OAB cobra "responsabilização ampla"


A Ordem dos Advogados do Brasil (OAB-RS) divulgou nota ontem cobrando "responsabilização ampla" dos culpados na tragédia na boate Kiss.

— É impossível dissociar a responsabilidade do ocorrido a uma falha do poder público. A investigação e a eventual responsabilização dos culpados precisa ser ampla — disse o presidente da OAB/RS, Marcelo Bertoluci.

A boate Kiss operava com licença fornecida pelo Corpo de Bombeiros vencida desde agosto, além das falhas graves listadas por especialistas (acima).

— É uma calamidade que a casa estivesse em funcionamento — complementou o presidente da entidade.

Nesta segunda-feira, Bertoluci nomeou o advogado Eduardo Jobim, conselheiro da OAB em Santa Maria, para acompanhar o inquérito.

Polícia faz buscas em outros estabelecimentos comerciais de sócio da Kiss

A Polícia Civil cumpriu três mandados de busca e apreensão na tarde desta segunda-feira, atrás de documentos que pudessem ajudar na investigação do incêndio na boate Kiss.

Dois deles foram na boate Absinto e na cervejaria Floriano, estabelecimentos que pertencem a um dos sócios da Kiss, Mauro Hoffmann.

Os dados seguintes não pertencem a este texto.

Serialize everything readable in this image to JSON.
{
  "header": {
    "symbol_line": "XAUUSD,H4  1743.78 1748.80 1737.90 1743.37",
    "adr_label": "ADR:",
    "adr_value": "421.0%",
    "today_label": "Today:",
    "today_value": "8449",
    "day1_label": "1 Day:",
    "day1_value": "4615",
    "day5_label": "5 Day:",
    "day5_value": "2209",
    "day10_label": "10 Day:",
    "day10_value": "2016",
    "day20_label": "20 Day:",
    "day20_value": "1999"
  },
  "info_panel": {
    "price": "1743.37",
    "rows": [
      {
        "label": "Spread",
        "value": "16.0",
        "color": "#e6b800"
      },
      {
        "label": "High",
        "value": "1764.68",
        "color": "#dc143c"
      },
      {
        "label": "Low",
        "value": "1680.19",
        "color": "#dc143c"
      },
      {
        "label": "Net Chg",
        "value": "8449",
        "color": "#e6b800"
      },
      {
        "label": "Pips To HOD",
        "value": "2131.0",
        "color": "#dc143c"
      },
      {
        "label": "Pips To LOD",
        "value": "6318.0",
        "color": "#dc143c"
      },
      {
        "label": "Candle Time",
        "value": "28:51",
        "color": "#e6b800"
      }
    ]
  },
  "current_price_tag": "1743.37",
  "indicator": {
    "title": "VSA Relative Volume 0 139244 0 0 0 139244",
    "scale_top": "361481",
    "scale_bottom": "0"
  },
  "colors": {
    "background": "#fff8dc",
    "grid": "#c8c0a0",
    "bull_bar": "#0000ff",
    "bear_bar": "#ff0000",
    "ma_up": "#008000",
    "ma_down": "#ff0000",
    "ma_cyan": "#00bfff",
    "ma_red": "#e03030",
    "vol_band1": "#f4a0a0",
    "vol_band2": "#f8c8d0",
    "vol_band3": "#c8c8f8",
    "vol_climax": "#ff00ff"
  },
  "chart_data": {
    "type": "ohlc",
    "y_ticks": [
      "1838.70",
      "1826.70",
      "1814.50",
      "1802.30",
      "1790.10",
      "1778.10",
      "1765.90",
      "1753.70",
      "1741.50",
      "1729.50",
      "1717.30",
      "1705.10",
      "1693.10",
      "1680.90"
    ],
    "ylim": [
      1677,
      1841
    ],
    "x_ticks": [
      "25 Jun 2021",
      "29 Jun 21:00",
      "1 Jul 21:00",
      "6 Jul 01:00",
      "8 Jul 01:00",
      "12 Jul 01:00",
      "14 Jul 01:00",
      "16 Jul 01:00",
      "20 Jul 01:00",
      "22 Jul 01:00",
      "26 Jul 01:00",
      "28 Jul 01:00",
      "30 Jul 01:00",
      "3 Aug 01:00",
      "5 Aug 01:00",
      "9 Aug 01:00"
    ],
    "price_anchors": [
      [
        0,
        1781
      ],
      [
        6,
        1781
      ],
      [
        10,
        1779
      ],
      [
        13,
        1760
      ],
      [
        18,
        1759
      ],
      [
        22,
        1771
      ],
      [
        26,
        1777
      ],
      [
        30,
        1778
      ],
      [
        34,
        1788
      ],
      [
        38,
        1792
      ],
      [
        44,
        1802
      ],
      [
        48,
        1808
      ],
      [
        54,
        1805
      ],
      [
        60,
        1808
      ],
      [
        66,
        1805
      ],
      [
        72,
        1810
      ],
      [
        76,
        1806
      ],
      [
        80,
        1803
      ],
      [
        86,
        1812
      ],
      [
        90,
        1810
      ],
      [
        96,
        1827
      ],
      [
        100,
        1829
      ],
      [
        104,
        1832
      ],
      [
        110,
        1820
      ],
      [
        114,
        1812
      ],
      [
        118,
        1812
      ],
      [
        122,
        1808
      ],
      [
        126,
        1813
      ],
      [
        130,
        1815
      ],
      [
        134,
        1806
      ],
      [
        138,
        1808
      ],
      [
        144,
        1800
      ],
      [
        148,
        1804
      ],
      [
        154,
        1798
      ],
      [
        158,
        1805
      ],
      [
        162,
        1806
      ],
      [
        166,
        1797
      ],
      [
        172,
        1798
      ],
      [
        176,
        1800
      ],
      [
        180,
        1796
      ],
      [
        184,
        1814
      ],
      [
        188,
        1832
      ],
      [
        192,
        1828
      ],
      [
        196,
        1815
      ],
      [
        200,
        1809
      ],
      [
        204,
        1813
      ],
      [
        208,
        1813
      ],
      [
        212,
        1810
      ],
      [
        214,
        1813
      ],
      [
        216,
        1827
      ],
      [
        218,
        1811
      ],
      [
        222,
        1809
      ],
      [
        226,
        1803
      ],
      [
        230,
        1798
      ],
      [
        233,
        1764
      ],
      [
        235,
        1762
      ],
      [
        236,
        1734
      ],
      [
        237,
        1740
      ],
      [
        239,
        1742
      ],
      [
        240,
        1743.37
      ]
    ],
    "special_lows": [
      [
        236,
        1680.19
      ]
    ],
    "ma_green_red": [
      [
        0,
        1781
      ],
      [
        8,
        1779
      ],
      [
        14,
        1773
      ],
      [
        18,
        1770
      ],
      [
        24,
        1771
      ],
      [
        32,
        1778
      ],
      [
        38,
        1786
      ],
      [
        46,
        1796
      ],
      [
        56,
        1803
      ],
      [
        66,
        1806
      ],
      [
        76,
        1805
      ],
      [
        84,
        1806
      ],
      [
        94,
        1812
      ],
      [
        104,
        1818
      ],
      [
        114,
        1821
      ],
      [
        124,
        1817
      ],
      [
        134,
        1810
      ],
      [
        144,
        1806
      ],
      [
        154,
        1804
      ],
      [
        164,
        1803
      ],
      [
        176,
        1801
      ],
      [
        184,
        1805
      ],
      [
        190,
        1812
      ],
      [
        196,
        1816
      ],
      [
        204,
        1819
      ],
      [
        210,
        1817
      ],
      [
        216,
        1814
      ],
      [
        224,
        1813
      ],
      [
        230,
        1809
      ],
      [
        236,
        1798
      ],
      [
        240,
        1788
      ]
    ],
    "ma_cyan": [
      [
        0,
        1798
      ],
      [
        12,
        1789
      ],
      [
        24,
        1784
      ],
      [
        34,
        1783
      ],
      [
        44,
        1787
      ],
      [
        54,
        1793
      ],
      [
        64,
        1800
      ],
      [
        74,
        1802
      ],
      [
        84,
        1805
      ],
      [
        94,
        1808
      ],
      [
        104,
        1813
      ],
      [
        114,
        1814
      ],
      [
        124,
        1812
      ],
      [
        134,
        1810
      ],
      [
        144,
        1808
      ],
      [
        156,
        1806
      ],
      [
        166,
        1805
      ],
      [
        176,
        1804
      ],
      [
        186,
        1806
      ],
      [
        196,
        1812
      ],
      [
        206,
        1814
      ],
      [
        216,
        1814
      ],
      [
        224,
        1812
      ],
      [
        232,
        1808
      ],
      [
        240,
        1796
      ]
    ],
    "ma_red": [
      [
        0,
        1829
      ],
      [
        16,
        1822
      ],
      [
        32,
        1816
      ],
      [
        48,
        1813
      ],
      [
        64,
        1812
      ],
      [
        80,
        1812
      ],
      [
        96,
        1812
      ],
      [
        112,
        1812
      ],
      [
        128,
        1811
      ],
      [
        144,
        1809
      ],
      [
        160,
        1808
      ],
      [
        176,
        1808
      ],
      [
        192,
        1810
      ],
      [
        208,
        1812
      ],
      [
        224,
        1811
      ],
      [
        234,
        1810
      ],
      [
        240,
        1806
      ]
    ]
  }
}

O terceiro mandado foi cumprido na casa de um dos funcionários da boate, cujo nome a polícia não revela.

De acordo com o delegado Sandro Meinerz, as operações não tiveram resultado positivo, pois nenhum indício que pudesse colaborar com a investigação foi encontrado.

Além disso, o delegado afirma que a perícia realizou trabalho intenso na Kiss durante o dia e que foram ouvidas cerca de 20 testemunhas.

Meinerz ainda disse que a mãe e a irmã de Kiko, nos nomes de quem a boate está registrada, devem ser intimadas a depor nos próximos dias e não descarta que elas possam ser responsabilizadas pelo incêndio.